Other protesters spoke of their own experiences or read testimony from other retirees, saying that they had paid into Medicare with every check they got, that fewer doctors and facilities accept Medicare Advantage, especially out of state, and that privatized coverage creates barriers to care, such as by requiring that the insurer authorize it in advance.
The marchers turned left as Park Row curved under the bridge, on a sidewalk between the wall of its arch and a concrete road barrier topped with chain-link fence. When they emerged into the light, police quickly blocked their path with metal barricades, and threatened to give them a summons for using a bullhorn without a permit.
“We shall not be screwed,” the marchers sang to Adams, to the tune of “We Shall Overcome.” “We shall not be screwed — by you.”
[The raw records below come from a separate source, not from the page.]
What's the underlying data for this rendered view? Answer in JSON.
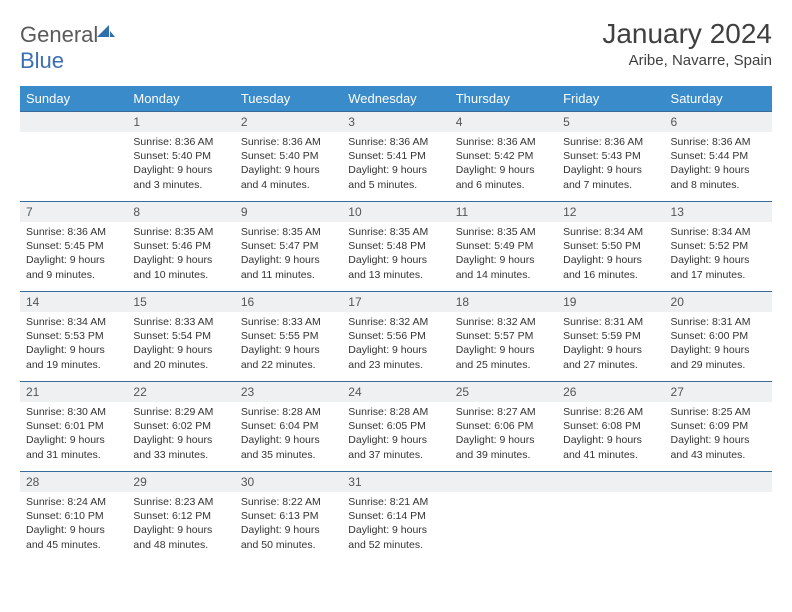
{
  "logo": {
    "text_a": "General",
    "text_b": "Blue"
  },
  "header": {
    "month_title": "January 2024",
    "location": "Aribe, Navarre, Spain"
  },
  "colors": {
    "header_bg": "#3a8bc9",
    "daynum_bg": "#eef0f2",
    "rule": "#3a6a9a"
  },
  "weekdays": [
    "Sunday",
    "Monday",
    "Tuesday",
    "Wednesday",
    "Thursday",
    "Friday",
    "Saturday"
  ],
  "weeks": [
    [
      {
        "n": "",
        "lines": []
      },
      {
        "n": "1",
        "lines": [
          "Sunrise: 8:36 AM",
          "Sunset: 5:40 PM",
          "Daylight: 9 hours",
          "and 3 minutes."
        ]
      },
      {
        "n": "2",
        "lines": [
          "Sunrise: 8:36 AM",
          "Sunset: 5:40 PM",
          "Daylight: 9 hours",
          "and 4 minutes."
        ]
      },
      {
        "n": "3",
        "lines": [
          "Sunrise: 8:36 AM",
          "Sunset: 5:41 PM",
          "Daylight: 9 hours",
          "and 5 minutes."
        ]
      },
      {
        "n": "4",
        "lines": [
          "Sunrise: 8:36 AM",
          "Sunset: 5:42 PM",
          "Daylight: 9 hours",
          "and 6 minutes."
        ]
      },
      {
        "n": "5",
        "lines": [
          "Sunrise: 8:36 AM",
          "Sunset: 5:43 PM",
          "Daylight: 9 hours",
          "and 7 minutes."
        ]
      },
      {
        "n": "6",
        "lines": [
          "Sunrise: 8:36 AM",
          "Sunset: 5:44 PM",
          "Daylight: 9 hours",
          "and 8 minutes."
        ]
      }
    ],
    [
      {
        "n": "7",
        "lines": [
          "Sunrise: 8:36 AM",
          "Sunset: 5:45 PM",
          "Daylight: 9 hours",
          "and 9 minutes."
        ]
      },
      {
        "n": "8",
        "lines": [
          "Sunrise: 8:35 AM",
          "Sunset: 5:46 PM",
          "Daylight: 9 hours",
          "and 10 minutes."
        ]
      },
      {
        "n": "9",
        "lines": [
          "Sunrise: 8:35 AM",
          "Sunset: 5:47 PM",
          "Daylight: 9 hours",
          "and 11 minutes."
        ]
      },
      {
        "n": "10",
        "lines": [
          "Sunrise: 8:35 AM",
          "Sunset: 5:48 PM",
          "Daylight: 9 hours",
          "and 13 minutes."
        ]
      },
      {
        "n": "11",
        "lines": [
          "Sunrise: 8:35 AM",
          "Sunset: 5:49 PM",
          "Daylight: 9 hours",
          "and 14 minutes."
        ]
      },
      {
        "n": "12",
        "lines": [
          "Sunrise: 8:34 AM",
          "Sunset: 5:50 PM",
          "Daylight: 9 hours",
          "and 16 minutes."
        ]
      },
      {
        "n": "13",
        "lines": [
          "Sunrise: 8:34 AM",
          "Sunset: 5:52 PM",
          "Daylight: 9 hours",
          "and 17 minutes."
        ]
      }
    ],
    [
      {
        "n": "14",
        "lines": [
          "Sunrise: 8:34 AM",
          "Sunset: 5:53 PM",
          "Daylight: 9 hours",
          "and 19 minutes."
        ]
      },
      {
        "n": "15",
        "lines": [
          "Sunrise: 8:33 AM",
          "Sunset: 5:54 PM",
          "Daylight: 9 hours",
          "and 20 minutes."
        ]
      },
      {
        "n": "16",
        "lines": [
          "Sunrise: 8:33 AM",
          "Sunset: 5:55 PM",
          "Daylight: 9 hours",
          "and 22 minutes."
        ]
      },
      {
        "n": "17",
        "lines": [
          "Sunrise: 8:32 AM",
          "Sunset: 5:56 PM",
          "Daylight: 9 hours",
          "and 23 minutes."
        ]
      },
      {
        "n": "18",
        "lines": [
          "Sunrise: 8:32 AM",
          "Sunset: 5:57 PM",
          "Daylight: 9 hours",
          "and 25 minutes."
        ]
      },
      {
        "n": "19",
        "lines": [
          "Sunrise: 8:31 AM",
          "Sunset: 5:59 PM",
          "Daylight: 9 hours",
          "and 27 minutes."
        ]
      },
      {
        "n": "20",
        "lines": [
          "Sunrise: 8:31 AM",
          "Sunset: 6:00 PM",
          "Daylight: 9 hours",
          "and 29 minutes."
        ]
      }
    ],
    [
      {
        "n": "21",
        "lines": [
          "Sunrise: 8:30 AM",
          "Sunset: 6:01 PM",
          "Daylight: 9 hours",
          "and 31 minutes."
        ]
      },
      {
        "n": "22",
        "lines": [
          "Sunrise: 8:29 AM",
          "Sunset: 6:02 PM",
          "Daylight: 9 hours",
          "and 33 minutes."
        ]
      },
      {
        "n": "23",
        "lines": [
          "Sunrise: 8:28 AM",
          "Sunset: 6:04 PM",
          "Daylight: 9 hours",
          "and 35 minutes."
        ]
      },
      {
        "n": "24",
        "lines": [
          "Sunrise: 8:28 AM",
          "Sunset: 6:05 PM",
          "Daylight: 9 hours",
          "and 37 minutes."
        ]
      },
      {
        "n": "25",
        "lines": [
          "Sunrise: 8:27 AM",
          "Sunset: 6:06 PM",
          "Daylight: 9 hours",
          "and 39 minutes."
        ]
      },
      {
        "n": "26",
        "lines": [
          "Sunrise: 8:26 AM",
          "Sunset: 6:08 PM",
          "Daylight: 9 hours",
          "and 41 minutes."
        ]
      },
      {
        "n": "27",
        "lines": [
          "Sunrise: 8:25 AM",
          "Sunset: 6:09 PM",
          "Daylight: 9 hours",
          "and 43 minutes."
        ]
      }
    ],
    [
      {
        "n": "28",
        "lines": [
          "Sunrise: 8:24 AM",
          "Sunset: 6:10 PM",
          "Daylight: 9 hours",
          "and 45 minutes."
        ]
      },
      {
        "n": "29",
        "lines": [
          "Sunrise: 8:23 AM",
          "Sunset: 6:12 PM",
          "Daylight: 9 hours",
          "and 48 minutes."
        ]
      },
      {
        "n": "30",
        "lines": [
          "Sunrise: 8:22 AM",
          "Sunset: 6:13 PM",
          "Daylight: 9 hours",
          "and 50 minutes."
        ]
      },
      {
        "n": "31",
        "lines": [
          "Sunrise: 8:21 AM",
          "Sunset: 6:14 PM",
          "Daylight: 9 hours",
          "and 52 minutes."
        ]
      },
      {
        "n": "",
        "lines": []
      },
      {
        "n": "",
        "lines": []
      },
      {
        "n": "",
        "lines": []
      }
    ]
  ]
}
A city representative eventually told the marchers they would be allowed to go to the park after the mayor had left. They chanted “Mayor Adams, hands off our health care.”
“I hope he heard us,” Sarah Shapiro of the Cross-Union Organizing Committee [CROC] told Work-Bites after the rally.
As of Sept. 1, almost all municipal retirees will be automatically pushed into an Aetna Medicare Advantage plan unless they opt out and pay for their own Medicare premiums. Many protesters felt betrayed by the mayor, the union leaders pushing the plan, and the City Council for not enacting a law to block the change.
“I have spent my entire retirement fighting the city for benefits we were promised,” said United Federation of Teachers member Michelle Rayvid, who taught English as a second language for 40 years. “I don’t think we should have to pay the price for Michael Mulgrew making backhanded deals.”
The UFT president, along with Henry Garrido of District Council 37 and Sanitationmen leader Harry Nespoli, who chairs the Municipal Labor Committee [MLC], agreed to privatization on the grounds that it would achieve $600 million in savings on health costs they promised in a 2018 contract agreement.
Organizers expected several City Councilmembers to attend, but Christopher Marte (D-Manhattan) was the only one who showed up.
The current Council has been touted as the most progressive in history, Marte told the rally, but “when we allow corporations like Aetna to make profit off the backs of city retirees, we are not progressive.” He called health-care privatization “the biggest fight in the budget.”
Marte did not want to speak on the record about reports that Council Speaker Adrienne Adams is pressuring members not to oppose privatization. He said Councilmember Charles Barron (D-Brooklyn) is preparing to introduce legislation that would require the city to offer retirees the option of staying on traditional Medicare without having to pay premiums.
The bill as drafted would add two sentences to Section 12-126 of the city administrative code. “In order to preserve retiree health care choice,” it says, the city shall offer retirees “at least one Medigap plan with benefits equivalent to or better than those available to City retirees and their dependents as of December 31, 2021.” It adds that it would not impair unions’ ability to negotiate the terms and conditions of employment for their members.
A spokesperson for Councilmember Barron said she did not know when he would introduce the measure, but that they are “working on it.”
“Government is responsible to protect all workers…. Our budget is a moral document,” DC37 retiree Michelle Keller, president of the New York City chapter of the Coalition of Labor Union Women, told the rally. Union leaders agreed to Medicare Advantage, she added, but “we are the ones who will suffer…. This is not Medicare.”